Actual Rows: The number of rows returned by the operation per loop.

Buffers Fields

test_db=> explain (analyze,buffers) select * from products;
QUERY PLAN
————————————————————————————————————-
Seq Scan on products (cost=0.00..201.00 rows=10000 width=49) (actual time=0.018..1.625 rows=10000 loops=1)
Buffers: shared hit=101
Planning Time: 0.103 ms
Execution Time: 2.371 ms
(4 rows)

These values describe the memory/disk usage of the operation. They’ll only appear when you generate a plan with the BUFFERS flag set, which defaults to off – although it’s so useful that there is a movement afoot to turn it on by default when ANALYZE is enabled.

 

Each of the ten buffers keys consist of two parts, a prefix describing the type of information being accessed, and a suffix describing how it has been read/written. Unlike the other actual values, they are total values, ie not per-loop, although they still include values for their child operations.

 

There are three prefixes:

  1. Shared blocks contain data from normal tables and indexes.
  2. Local blocks contain data from temporary tables and indexes (yes, this is quite confusing given that there is also a prefix “Temp”).
  3. Temp blocks contain short-term data used to calculate hashes, sorts, Materialize operations, and similar cases.

 

There are four suffixes:

  1. Hit means that the block was found in the cache, so no full read was necessary.
  2. Read blocks were missed in the cache and had to be read from the normal source of the data.
  3. Dirtied blocks have been modified by the query.
  4. Written blocks have been evicted from the cache.

So for example “Shared Hit Blocks” is the number of blocks read from cached indexes/tables.

I/O Write Time, I/O Read Time :These are also obtainable through buffers if you seta config options enable them. If you are a superuser, you can collect these values during the current session by executing SET track_io_timing = on;

Verbose Fields :VERBOSE is a bit of a funny flag — it’s a grab-bag of different extra pieces of information that don’t necessarily have much in common.
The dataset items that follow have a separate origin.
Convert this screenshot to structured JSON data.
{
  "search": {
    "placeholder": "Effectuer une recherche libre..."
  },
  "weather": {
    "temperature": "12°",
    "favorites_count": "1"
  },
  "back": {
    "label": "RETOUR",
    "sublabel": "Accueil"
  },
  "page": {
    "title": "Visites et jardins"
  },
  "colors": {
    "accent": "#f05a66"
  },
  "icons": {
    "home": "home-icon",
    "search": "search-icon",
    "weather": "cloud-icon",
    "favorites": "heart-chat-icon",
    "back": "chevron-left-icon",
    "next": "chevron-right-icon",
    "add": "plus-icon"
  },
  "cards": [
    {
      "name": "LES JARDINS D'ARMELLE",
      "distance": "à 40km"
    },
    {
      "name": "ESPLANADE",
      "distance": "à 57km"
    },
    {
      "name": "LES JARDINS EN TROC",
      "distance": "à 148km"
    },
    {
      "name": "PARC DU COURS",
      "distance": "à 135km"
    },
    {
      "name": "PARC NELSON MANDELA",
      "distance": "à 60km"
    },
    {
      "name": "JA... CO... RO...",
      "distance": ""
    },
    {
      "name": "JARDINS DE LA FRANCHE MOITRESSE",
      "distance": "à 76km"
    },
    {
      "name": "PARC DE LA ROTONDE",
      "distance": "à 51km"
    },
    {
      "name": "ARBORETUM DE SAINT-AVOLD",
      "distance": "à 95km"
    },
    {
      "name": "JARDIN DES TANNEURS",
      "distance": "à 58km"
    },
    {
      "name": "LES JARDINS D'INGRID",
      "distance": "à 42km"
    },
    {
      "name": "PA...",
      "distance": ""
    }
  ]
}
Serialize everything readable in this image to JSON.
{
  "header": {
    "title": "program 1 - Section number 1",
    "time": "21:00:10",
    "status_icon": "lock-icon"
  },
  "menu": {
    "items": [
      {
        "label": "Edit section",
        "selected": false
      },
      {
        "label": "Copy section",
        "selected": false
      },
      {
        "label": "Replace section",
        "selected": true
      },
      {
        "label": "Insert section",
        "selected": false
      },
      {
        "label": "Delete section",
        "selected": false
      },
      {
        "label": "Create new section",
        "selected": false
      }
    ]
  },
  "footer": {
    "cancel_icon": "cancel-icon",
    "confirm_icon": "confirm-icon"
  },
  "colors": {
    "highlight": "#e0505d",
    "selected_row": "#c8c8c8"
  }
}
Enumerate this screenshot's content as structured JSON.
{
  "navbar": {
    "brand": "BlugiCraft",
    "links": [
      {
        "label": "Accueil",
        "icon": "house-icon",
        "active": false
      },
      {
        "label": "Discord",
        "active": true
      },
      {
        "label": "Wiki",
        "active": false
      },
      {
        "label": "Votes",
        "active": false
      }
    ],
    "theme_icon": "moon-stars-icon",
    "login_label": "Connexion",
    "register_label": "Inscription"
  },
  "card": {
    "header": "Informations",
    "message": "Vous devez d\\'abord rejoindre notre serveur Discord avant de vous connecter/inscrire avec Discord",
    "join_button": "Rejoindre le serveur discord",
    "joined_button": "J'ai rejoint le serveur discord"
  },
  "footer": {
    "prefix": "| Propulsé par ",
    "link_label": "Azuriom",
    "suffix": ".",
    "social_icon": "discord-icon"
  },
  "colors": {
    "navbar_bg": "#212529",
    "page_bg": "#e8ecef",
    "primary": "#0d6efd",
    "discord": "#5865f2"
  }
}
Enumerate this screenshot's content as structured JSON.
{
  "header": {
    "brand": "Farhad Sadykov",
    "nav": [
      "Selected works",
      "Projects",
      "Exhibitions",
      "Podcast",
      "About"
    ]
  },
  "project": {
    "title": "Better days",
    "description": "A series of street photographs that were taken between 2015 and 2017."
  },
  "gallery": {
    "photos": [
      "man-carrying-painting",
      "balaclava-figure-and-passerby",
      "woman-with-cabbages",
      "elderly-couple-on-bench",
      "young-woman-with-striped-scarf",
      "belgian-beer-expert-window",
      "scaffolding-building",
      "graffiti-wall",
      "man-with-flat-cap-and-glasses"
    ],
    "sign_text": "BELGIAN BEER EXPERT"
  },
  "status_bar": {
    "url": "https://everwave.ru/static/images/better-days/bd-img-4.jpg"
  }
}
test_db=> explain analyze verbose select * from products;
QUERY PLAN
———————————————————————————————————————–
Seq Scan on test_user.products (cost=0.00..201.00 rows=10000 width=49) (actual time=0.017..1.589 rows=10000 loops=1)
Output: prod_id, category, title, actor, price, special, common_prod_id
Planning Time: 0.092 ms
Execution Time: 2.218 ms
(4 rows)

Workers : A summary of the operation detail broken down by thread. Note that, like the “Workers Planned” and “Workers Launched” values for a parallelised operation, these entries don’t include the main thread.

Output: The columns returned by the operation.

Schema: The schema of the “Relation Name” object.